قُلْ لآ أَقُولُ لَكُمْ عِنْدِى خَزَآ ءِنُ اللهِ وَلآَ أَعْلَمُ الْغَيْبَ وَلآ أَقُوْلُ لَكُمْ إِنِّي مَلَكٌ صلى إِنْ أَتَّبِعُ إلاَّ مَايُوحَى إِلَيَّ ج قُلْ هَلْ يَسْتَوِى الْأَعْمَى وَالْبَصِيْرُ ج أَفَلاَ تَـتَفَكَّرُوْنَ

“ Katakanlah: "Aku tidak mengatakan kepadamu, bahwa perbendaharaan Allah ada padaku, dan tidak (pula) aku mengetahui yang gaib dan tidak (pula) aku mengatakan kepadamu bahwa aku seorang malaikat. Aku tidak mengikuti kecuali apa yang diwahyukan kepadaku. Katakanlah: "Apakah sama orang yang buta dengan orang yang melihat?" Maka apakah kamu tidak memikirkan (nya)?” (QS. Al-An’am: 50)

إِنْ يُوحَى إِلَيَّ إِلاَّ أَنَّمَآ أَنَا نَذِيْرٌ مُبِيْنٌ

“ Tidak diwahyukan kepadaku, melainkan bahwa sesungguhnya aku hanyalah seorang pemberi peringatan yang nyata". (QS. Shad: 70)

قُلْ إِنَّمَا أُنْذِرُكُمْ بِالْوَحْيِ وَلاَ يَسْمَعُ الصُّمُّ الدُُّعَآءَ إِذَا مَا يُنْذِرُوْنَ

Katakanlah (hai Muhammad): "Sesungguhnya aku hanya memberi peringatan kepada kamu sekalian dengan wahyu dan tiadalah orang-orang yang tuli mendengar seruan, apabila mereka diberi peringatan" (QS. Al-Anbiya: 45)

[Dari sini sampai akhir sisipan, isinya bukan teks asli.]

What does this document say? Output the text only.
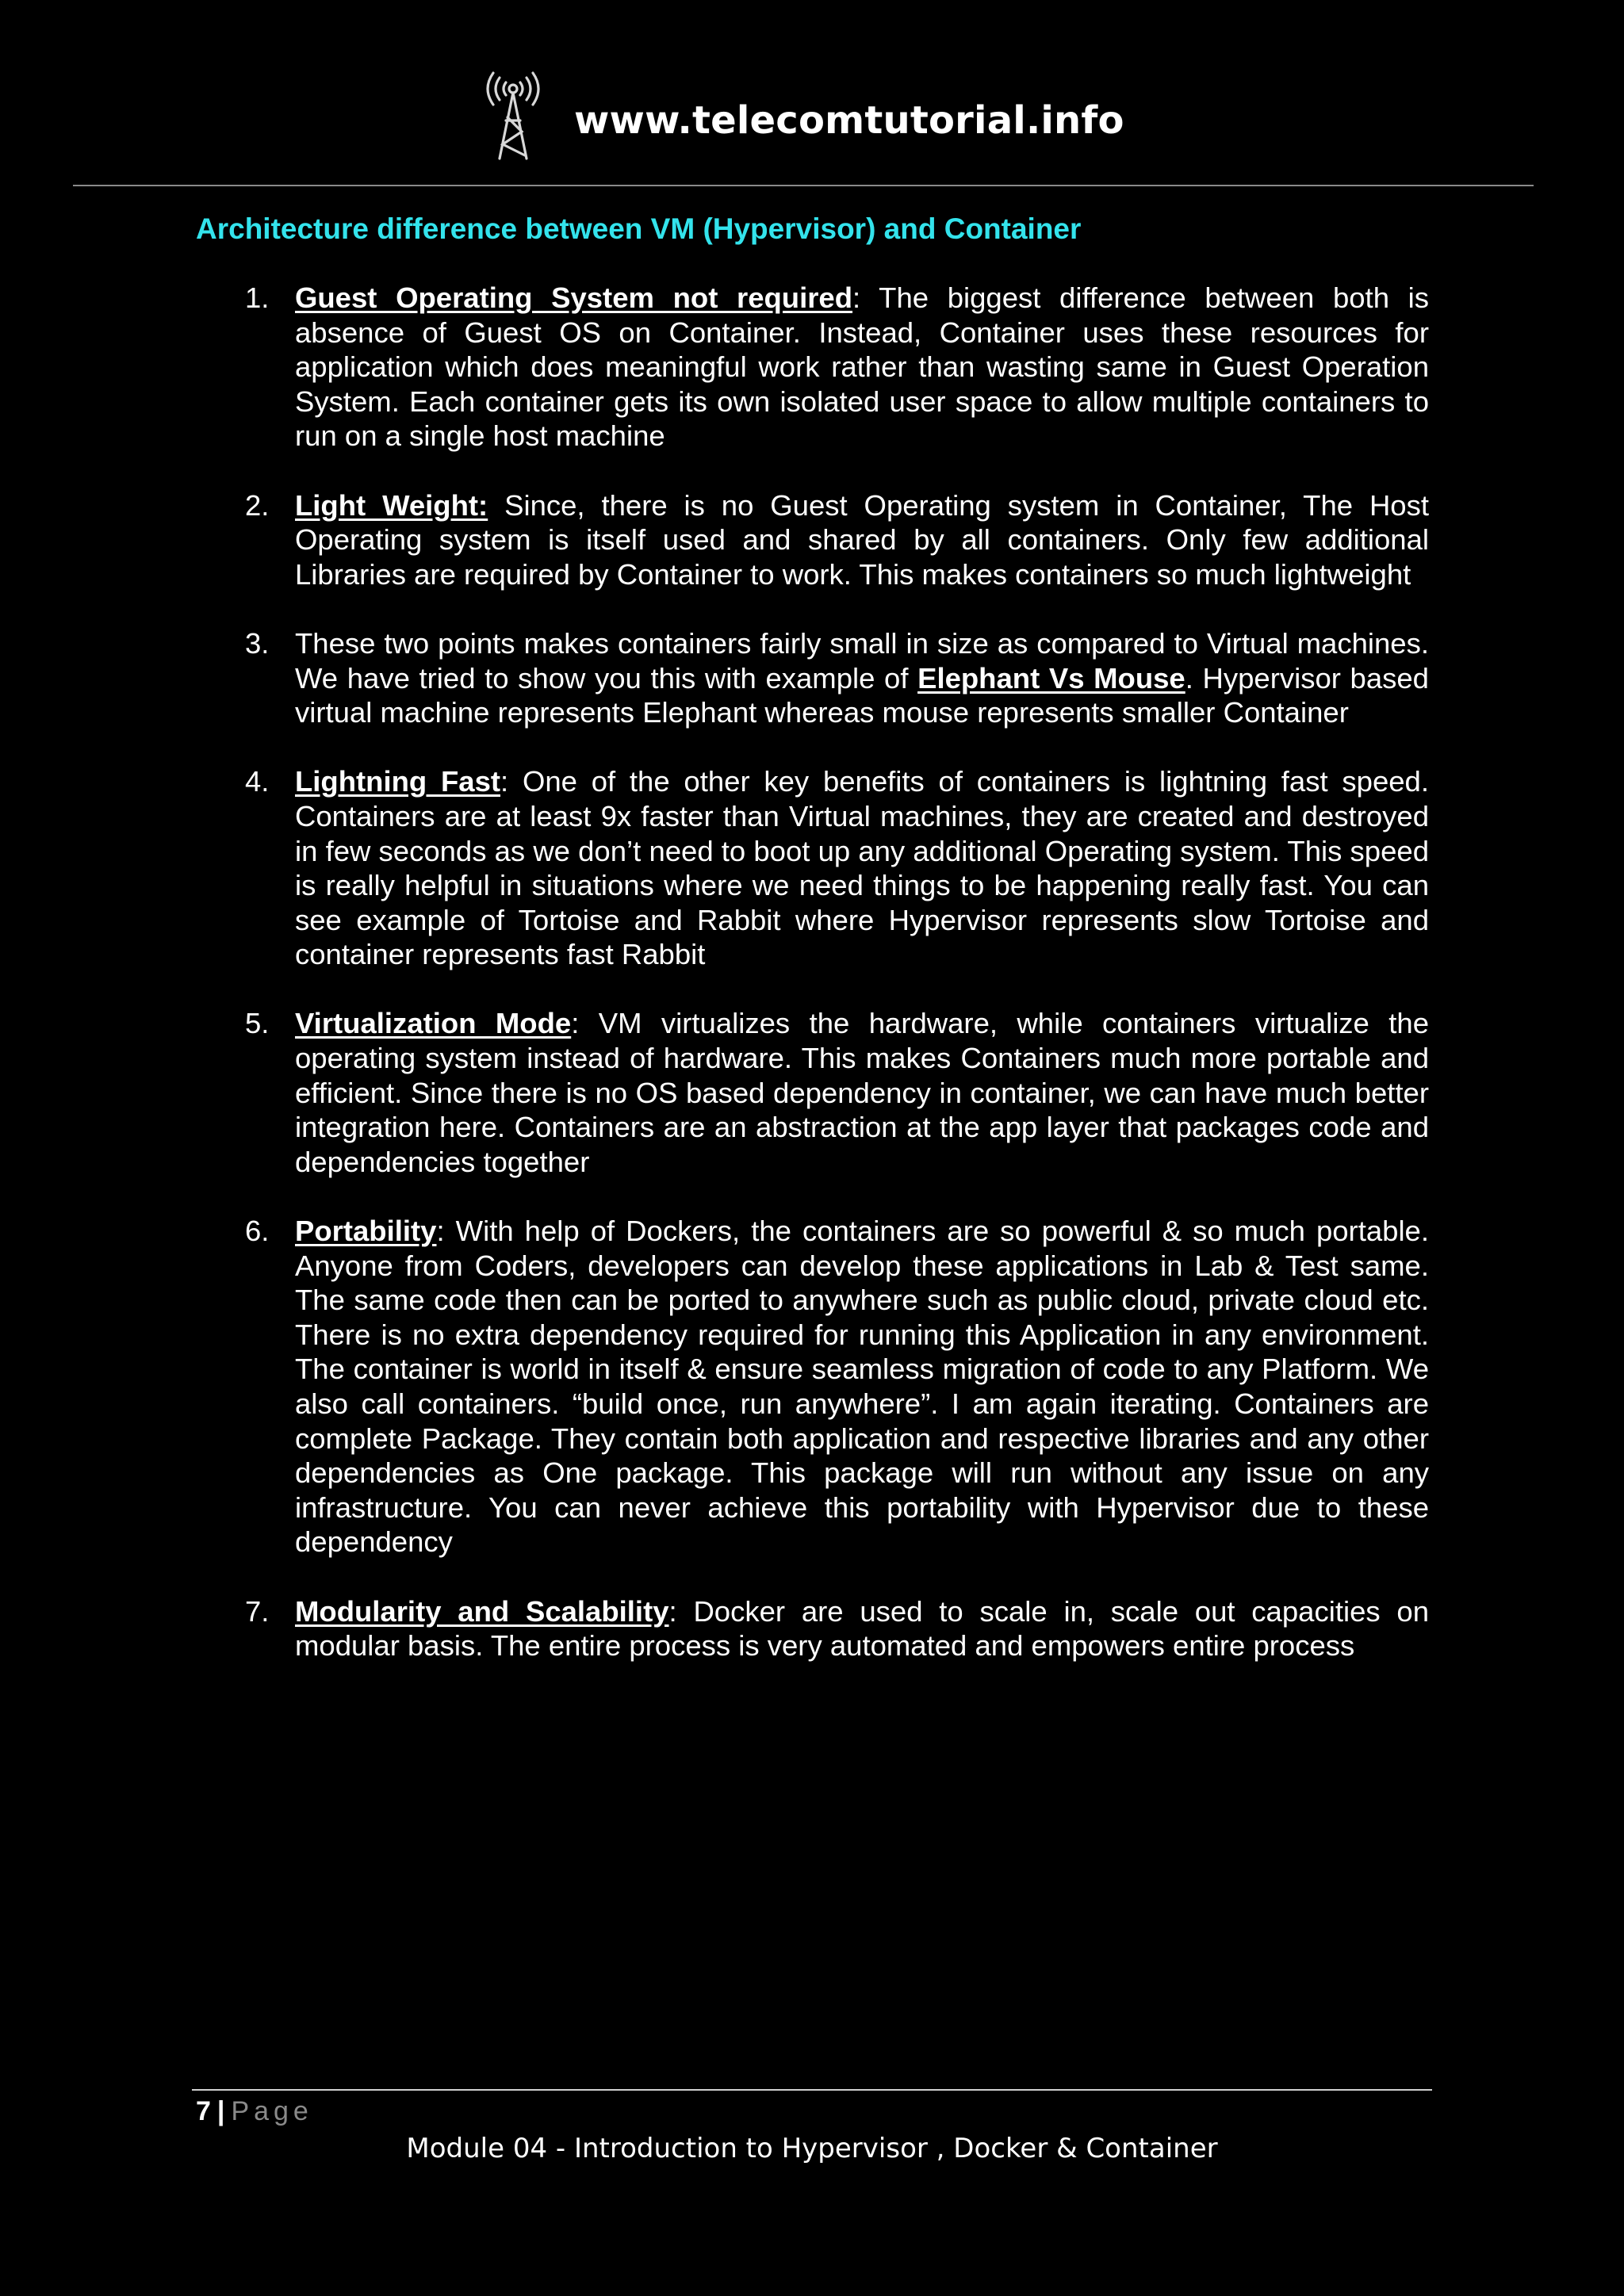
www.telecomtutorial.info
Architecture difference between VM (Hypervisor) and Container
1. Guest Operating System not required: The biggest difference between both is absence of Guest OS on Container. Instead, Container uses these resources for application which does meaningful work rather than wasting same in Guest Operation System. Each container gets its own isolated user space to allow multiple containers to run on a single host machine
2. Light Weight: Since, there is no Guest Operating system in Container, The Host Operating system is itself used and shared by all containers. Only few additional Libraries are required by Container to work. This makes containers so much lightweight
3. These two points makes containers fairly small in size as compared to Virtual machines. We have tried to show you this with example of Elephant Vs Mouse. Hypervisor based virtual machine represents Elephant whereas mouse represents smaller Container
4. Lightning Fast: One of the other key benefits of containers is lightning fast speed. Containers are at least 9x faster than Virtual machines, they are created and destroyed in few seconds as we don’t need to boot up any additional Operating system. This speed is really helpful in situations where we need things to be happening really fast. You can see example of Tortoise and Rabbit where Hypervisor represents slow Tortoise and container represents fast Rabbit
5. Virtualization Mode: VM virtualizes the hardware, while containers virtualize the operating system instead of hardware. This makes Containers much more portable and efficient. Since there is no OS based dependency in container, we can have much better integration here. Containers are an abstraction at the app layer that packages code and dependencies together
6. Portability: With help of Dockers, the containers are so powerful & so much portable. Anyone from Coders, developers can develop these applications in Lab & Test same. The same code then can be ported to anywhere such as public cloud, private cloud etc. There is no extra dependency required for running this Application in any environment. The container is world in itself & ensure seamless migration of code to any Platform. We also call containers. “build once, run anywhere”. I am again iterating. Containers are complete Package. They contain both application and respective libraries and any other dependencies as One package. This package will run without any issue on any infrastructure. You can never achieve this portability with Hypervisor due to these dependency
7. Modularity and Scalability: Docker are used to scale in, scale out capacities on modular basis. The entire process is very automated and empowers entire process
7 | Page
Module 04 - Introduction to Hypervisor , Docker & Container
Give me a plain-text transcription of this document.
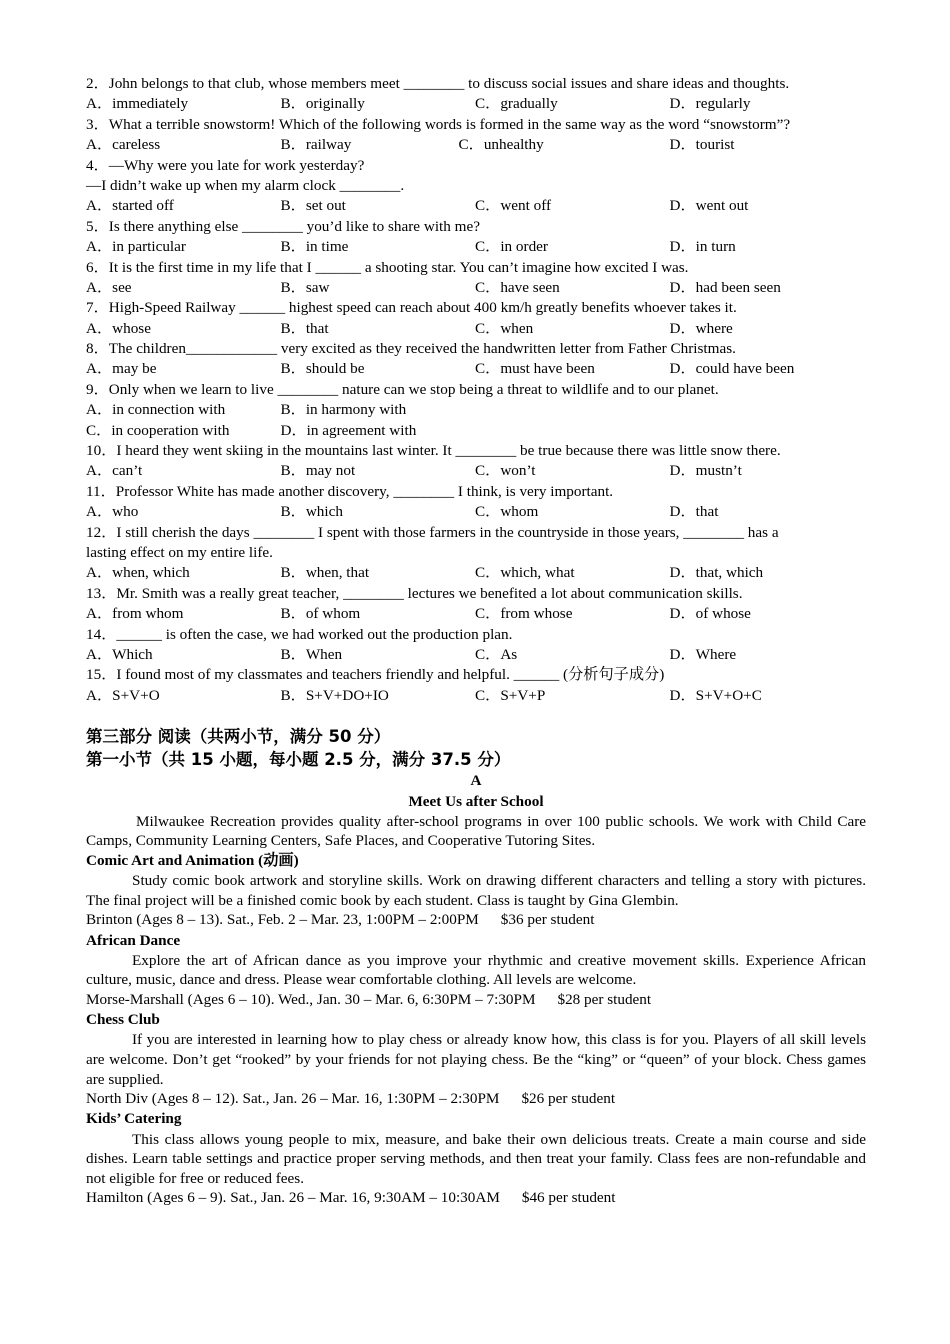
2．John belongs to that club, whose members meet ________ to discuss social issues and share ideas and thoughts.
A．immediately	B．originally	C．gradually	D．regularly
3．What a terrible snowstorm! Which of the following words is formed in the same way as the word “snowstorm”?
A．careless	B．railway	C．unhealthy	D．tourist
4．—Why were you late for work yesterday?
—I didn’t wake up when my alarm clock ________.
A．started off	B．set out	C．went off	D．went out
5．Is there anything else ________ you’d like to share with me?
A．in particular	B．in time	C．in order	D．in turn
6．It is the first time in my life that I ______ a shooting star. You can’t imagine how excited I was.
A．see	B．saw	C．have seen	D．had been seen
7．High-Speed Railway ______ highest speed can reach about 400 km/h greatly benefits whoever takes it.
A．whose	B．that	C．when	D．where
8．The children____________ very excited as they received the handwritten letter from Father Christmas.
A．may be	B．should be	C．must have been	D．could have been
9．Only when we learn to live ________ nature can we stop being a threat to wildlife and to our planet.
A．in connection with	B．in harmony with
C．in cooperation with	D．in agreement with
10．I heard they went skiing in the mountains last winter. It ________ be true because there was little snow there.
A．can’t	B．may not	C．won’t	D．mustn’t
11．Professor White has made another discovery, ________ I think, is very important.
A．who	B．which	C．whom	D．that
12．I still cherish the days ________ I spent with those farmers in the countryside in those years, ________ has a
lasting effect on my entire life.
A．when, which	B．when, that	C．which, what	D．that, which
13．Mr. Smith was a really great teacher, ________ lectures we benefited a lot about communication skills.
A．from whom	B．of whom	C．from whose	D．of whose
14．______ is often the case, we had worked out the production plan.
A．Which	B．When	C．As	D．Where
15．I found most of my classmates and teachers friendly and helpful. ______ (分析句子成分)
A．S+V+O	B．S+V+DO+IO	C．S+V+P	D．S+V+O+C
第三部分 阅读（共两小节，满分 50 分）
第一小节（共 15 小题，每小题 2.5 分，满分 37.5 分）
A
Meet Us after School
Milwaukee Recreation provides quality after-school programs in over 100 public schools. We work with Child Care Camps, Community Learning Centers, Safe Places, and Cooperative Tutoring Sites.
Comic Art and Animation (动画)
Study comic book artwork and storyline skills. Work on drawing different characters and telling a story with pictures. The final project will be a finished comic book by each student. Class is taught by Gina Glembin.
Brinton (Ages 8 – 13). Sat., Feb. 2 – Mar. 23, 1:00PM – 2:00PM $36 per student
African Dance
Explore the art of African dance as you improve your rhythmic and creative movement skills. Experience African culture, music, dance and dress. Please wear comfortable clothing. All levels are welcome.
Morse-Marshall (Ages 6 – 10). Wed., Jan. 30 – Mar. 6, 6:30PM – 7:30PM $28 per student
Chess Club
If you are interested in learning how to play chess or already know how, this class is for you. Players of all skill levels are welcome. Don’t get “rooked” by your friends for not playing chess. Be the “king” or “queen” of your block. Chess games are supplied.
North Div (Ages 8 – 12). Sat., Jan. 26 – Mar. 16, 1:30PM – 2:30PM $26 per student
Kids’ Catering
This class allows young people to mix, measure, and bake their own delicious treats. Create a main course and side dishes. Learn table settings and practice proper serving methods, and then treat your family. Class fees are non-refundable and not eligible for free or reduced fees.
Hamilton (Ages 6 – 9). Sat., Jan. 26 – Mar. 16, 9:30AM – 10:30AM $46 per student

Semua ayat-ayat itu menunjukkan bahwa ucapan, perbuatan, dan taqrir –atau Sunnah Rasulullah Shalallahu Alaihi wasalam– kedudukannya sama dengan al-Qur’an, karenanya semuanya adalah wahyu.2 Sebuah kebohongan besar jika ada yang berpendapat bahwa cukuplah al-Qur’an sebagai sumber rujukan bagi kaum Muslimin dan menihilkan peran as-Sunnah. Justru al-Qur’an sendiri yang memuat perintah-perintah agar taat kepada Rasulullah Shalallahu Alaihi wasalam yang terangkum dalam Sunnah.

Jelas sudah keabsahan Sunnah sebagai wahyu yang patut dijadikan rujukan dalam kehidupan kaum Mukminin.

Kehujjahan Sunnah

Telah disinggung pada pembahasan sebelumnya tentang penolakan Sunnah sebagai sumber dalam Islam. Memang benar gejala penolakan Sunnah –atau yang dikenal sebagai ingkar Sunnah– sudah ada sejak dulu. Namun, pembela Sunnah tidak tinggal diam berpangku tangan melihat fenomena itu. Mereka memberikan argumen-argumen yang tak dapat dibantah oleh kalangan ingkar Sunnah sendiri.

Di dalam surat an-Nahl dijelaskan bahwa Rasulullah Shalallahu Alaihi wasalam diberi otoritas oleh Allah Subhanahu wa ta'ala sebagai mubayyin ajaran-ajaran yang terkandung dalam al-Qur’an.3

... وَأَنْزَلْنَا إِلَيْكَ الذِّكْرَ لِتُبَيِّنَ لِلنَّاسِ مَا نُزِّلَ إِلَيْهِمْ وَلَعَلَّهُمْ يَتَفَكَّرُوْنَ

…Dan Kami turunkan kepadamu Al Qur'an, agar kamu menerangkan kepada umat manusia apa yang telah diturunkan kepada mereka dan supaya mereka memikirkan” (QS. an-Nahl: 44)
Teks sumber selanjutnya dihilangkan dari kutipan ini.